35662 Using Social Media to Magnify Engagement of Your Trainings

Melissa Beaupierre, MPH, CDC NPIN, Danya International - CDC NPIN, Atlanta, GA and Katie Mooney, MPH, CDC National Prevention Information Network (NPIN), Danya, International Inc., Atlanta, GA

Background: Have public health trainings lost their mojo? Have practitioners become so dependent on PowerPoint presentations that they are no longer engaging their audiences? Trainings are only effective if your audience is paying attention and learning the material. Social media can be used by public health to increase engagement in both in-person and online trainings. Using social media enables training messages to be shared with a wider group of contacts and gives participants the opportunity to keep talking about what they learned after the training is over, promoting deeper learning of the material. For in-person trainings: -Hashtags can be created for participants to use to tweet during the training and a twitter feed can be shown on a separate screen in the room -Periodic breaks can include a review of question/comments from Twitter For online trainings: -Participants can interact during a simultaneous Twitter chat or Google Hangout where questions can be received through the feed -Participants can send in questions via email, and hosts can monitor the mailbox and respond in real time

Program background: Danya International produces live webcasts for our public health partners to increase knowledge of various public health topics as well as use of social media. Social media is used prominently to promote, engage, and enhance these live streamed events before, during and after the tapings. Cross promotional messages are utilized on Twitter, Facebook, and LinkedIn as just a few examples of how digital channels can be used to draw audiences to the training. During the webcasts, viewers are encouraged to tweet using a hashtag created exclusively for the series. Participants shared ideas, best practices, and posed questions which the moderator incorporated into the live events. After the webcast, archived versions of the taping and presentation slides are made available for viewing on multiple social media channels. These postings increased viewership of the webcasts, provided ongoing opportunity for those wanting continuing education credits, and helped increase traffic to our partner’s social media channels. 

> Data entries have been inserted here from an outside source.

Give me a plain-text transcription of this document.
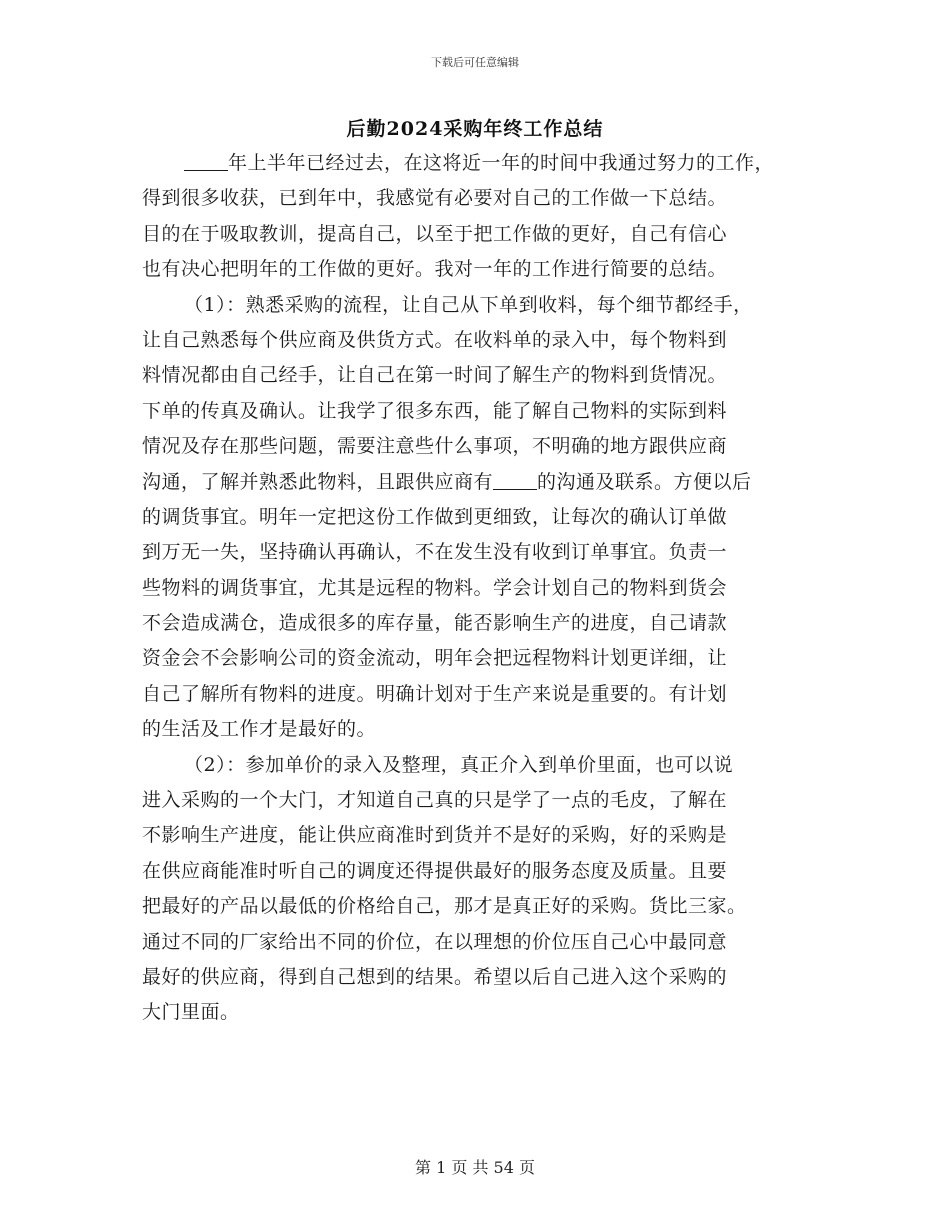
下载后可任意编辑
后勤2024采购年终工作总结
年上半年已经过去，在这将近一年的时间中我通过努力的工作，
得到很多收获，已到年中，我感觉有必要对自己的工作做一下总结。
目的在于吸取教训，提高自己，以至于把工作做的更好，自己有信心
也有决心把明年的工作做的更好。我对一年的工作进行简要的总结。
（1）：熟悉采购的流程，让自己从下单到收料，每个细节都经手，
让自己熟悉每个供应商及供货方式。在收料单的录入中，每个物料到
料情况都由自己经手，让自己在第一时间了解生产的物料到货情况。
下单的传真及确认。让我学了很多东西，能了解自己物料的实际到料
情况及存在那些问题，需要注意些什么事项，不明确的地方跟供应商
沟通，了解并熟悉此物料，且跟供应商有 的沟通及联系。方便以后
的调货事宜。明年一定把这份工作做到更细致，让每次的确认订单做
到万无一失，坚持确认再确认，不在发生没有收到订单事宜。负责一
些物料的调货事宜，尤其是远程的物料。学会计划自己的物料到货会
不会造成满仓，造成很多的库存量，能否影响生产的进度，自己请款
资金会不会影响公司的资金流动，明年会把远程物料计划更详细，让
自己了解所有物料的进度。明确计划对于生产来说是重要的。有计划
的生活及工作才是最好的。
（2）：参加单价的录入及整理，真正介入到单价里面，也可以说
进入采购的一个大门，才知道自己真的只是学了一点的毛皮，了解在
不影响生产进度，能让供应商准时到货并不是好的采购，好的采购是
在供应商能准时听自己的调度还得提供最好的服务态度及质量。且要
把最好的产品以最低的价格给自己，那才是真正好的采购。货比三家。
通过不同的厂家给出不同的价位，在以理想的价位压自己心中最同意
最好的供应商，得到自己想到的结果。希望以后自己进入这个采购的
大门里面。
第 1 页 共 54 页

Evaluation Methods and Results: Danya International has helped our clients reach close to 10,000 people via e-learning training. Not only did audiences check in, through the power of social media, these same audiences interacted in real time. Participants posted over 3,000 messages and retweets throughout the series displaying learning and engagement in the content. Ninety-five percent of those surveyed reported an increase in knowledge as a result of the training.

Conclusions: The use of popular social networks like Twitter, Facebook and Google+ are already engaging audiences. Public health should take advantage of the power of online connections to teach people in a new way. No longer do trainings have to abide by traditional models.

Implications for research and/or practice: Public health organizations can increase the effectiveness of their training with the use of social media before, during and after a session. The result of this juxtaposition between social networking and learning is an increase in engagement, retention, and exposure to the materials.